Larousse s’appuie aussi sur de nouvelles collections plus légères et proposées sous sa propre marque. En 2013, l’éditeur avait lancé la série Démarrez le… ; il a complété l’an dernier avec 15 minutes par jour… qui propose des titres en anglais, anglais des affaires, espagnol, italien et va poursuivre cette année avec une nouveauté dédiée au chinois. "L’apprentissage de langues est assez récent chez Larousse, mais nous pensons qu’il est légitime pour un éditeur de dictionnaires de proposer des méthodes de langues accessibles", indique Carine Girac-Marinier.
Les éditeurs français dominent
Toujours du côté des innovations, Assimil a refondu en septembre la collection "Sans peine", dont les titres paraissent progressivement dans leur nouvelle maquette (l’anglais en février, le chinois en mars).
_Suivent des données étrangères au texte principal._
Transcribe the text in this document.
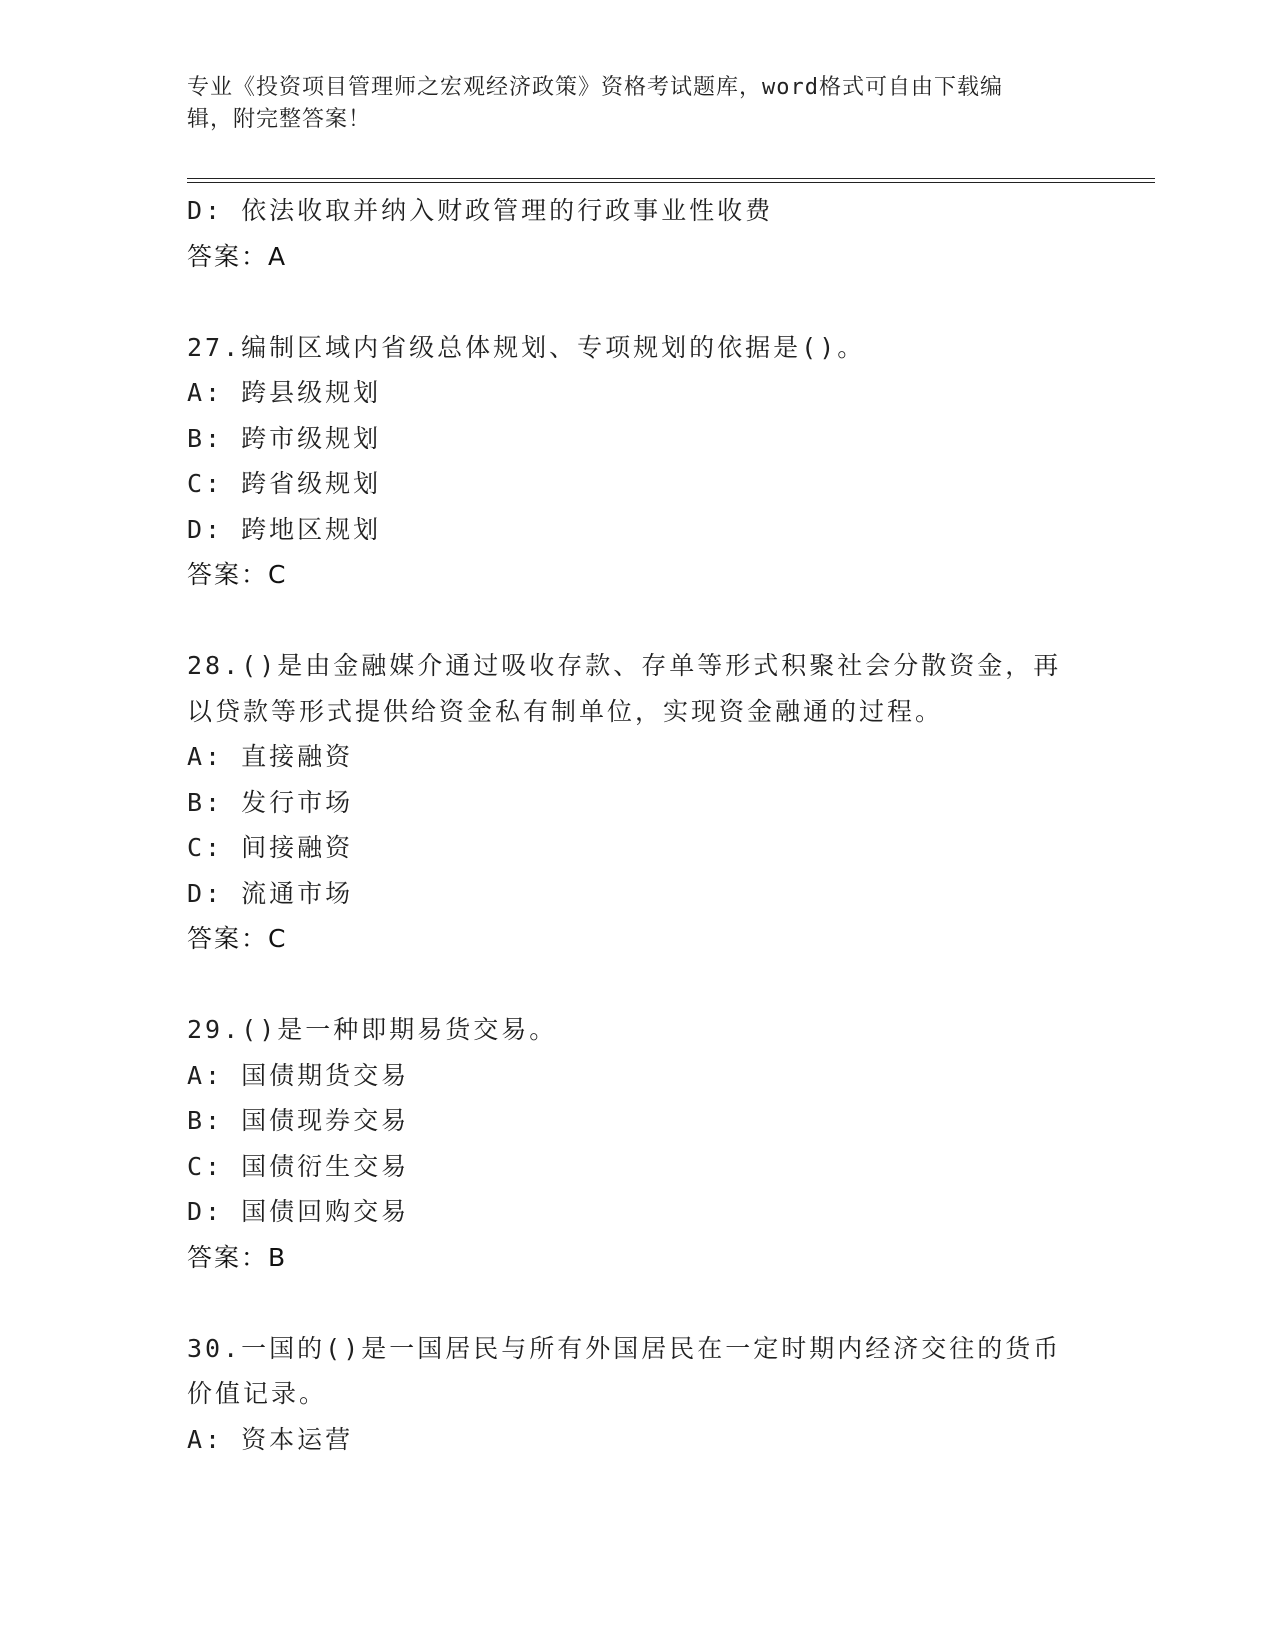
专业《投资项目管理师之宏观经济政策》资格考试题库，word格式可自由下载编
辑，附完整答案！
D: 依法收取并纳入财政管理的行政事业性收费
答案：A
27.编制区域内省级总体规划、专项规划的依据是()。
A: 跨县级规划
B: 跨市级规划
C: 跨省级规划
D: 跨地区规划
答案：C
28.()是由金融媒介通过吸收存款、存单等形式积聚社会分散资金，再
以贷款等形式提供给资金私有制单位，实现资金融通的过程。
A: 直接融资
B: 发行市场
C: 间接融资
D: 流通市场
答案：C
29.()是一种即期易货交易。
A: 国债期货交易
B: 国债现券交易
C: 国债衍生交易
D: 国债回购交易
答案：B
30.一国的()是一国居民与所有外国居民在一定时期内经济交往的货币
价值记录。
A: 资本运营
L’éditeur a aussi décidé de matérialiser sous forme de coffrets une partie de son offre numérique. Cinq "E-méthode" (anglais, espagnol, allemand, italien et russe) sont ainsi disponibles en librairie et seront complétées en avril par deux nouveautés (perfectionnement en anglais et espagnol).
Si les éditeurs français dominent le marché, les étrangers représentent aussi une force non négligeable, en particulier en langue anglaise. "Cambridge University Press et Oxford University Press sont deux très importants pourvoyeurs de livres d’apprentissage en anglais, devant Pearson, Macmillan, HarperCollins ou Scholastic", signale Eric Joly, chez Attica. Ces éditeurs sont très prisés des centres culturels, des médiathèques municipales et des sociétés spécialisées dans l’apprentissage de langues (Wall Street English). "L’intérêt des Français pour les livres d’apprentissage dans la langue d’origine tient au fait que les anglophones sont les mieux placés pour enseigner leur langue, ajoute Eric Joly. Quant aux autres langues, elles deviennent très vite rares et on ne trouve pas toujours d’offre en français. Il devient alors indispensable d’importer." Cela n’empêche pas les éditeurs français de trouver des niches très rentables. Paru en 2014, Le luxembourgeois à grande vitesse (Assimil) a atteint 10 000 exemplaires. En mars, Assimil a aussi publié Le japonais du manga, en coédition avec Kana. S’il n’est pas une méthode à proprement parler, mais plutôt un recueil de vocabulaire, le titre a tout de même séduit 3 700 curieux.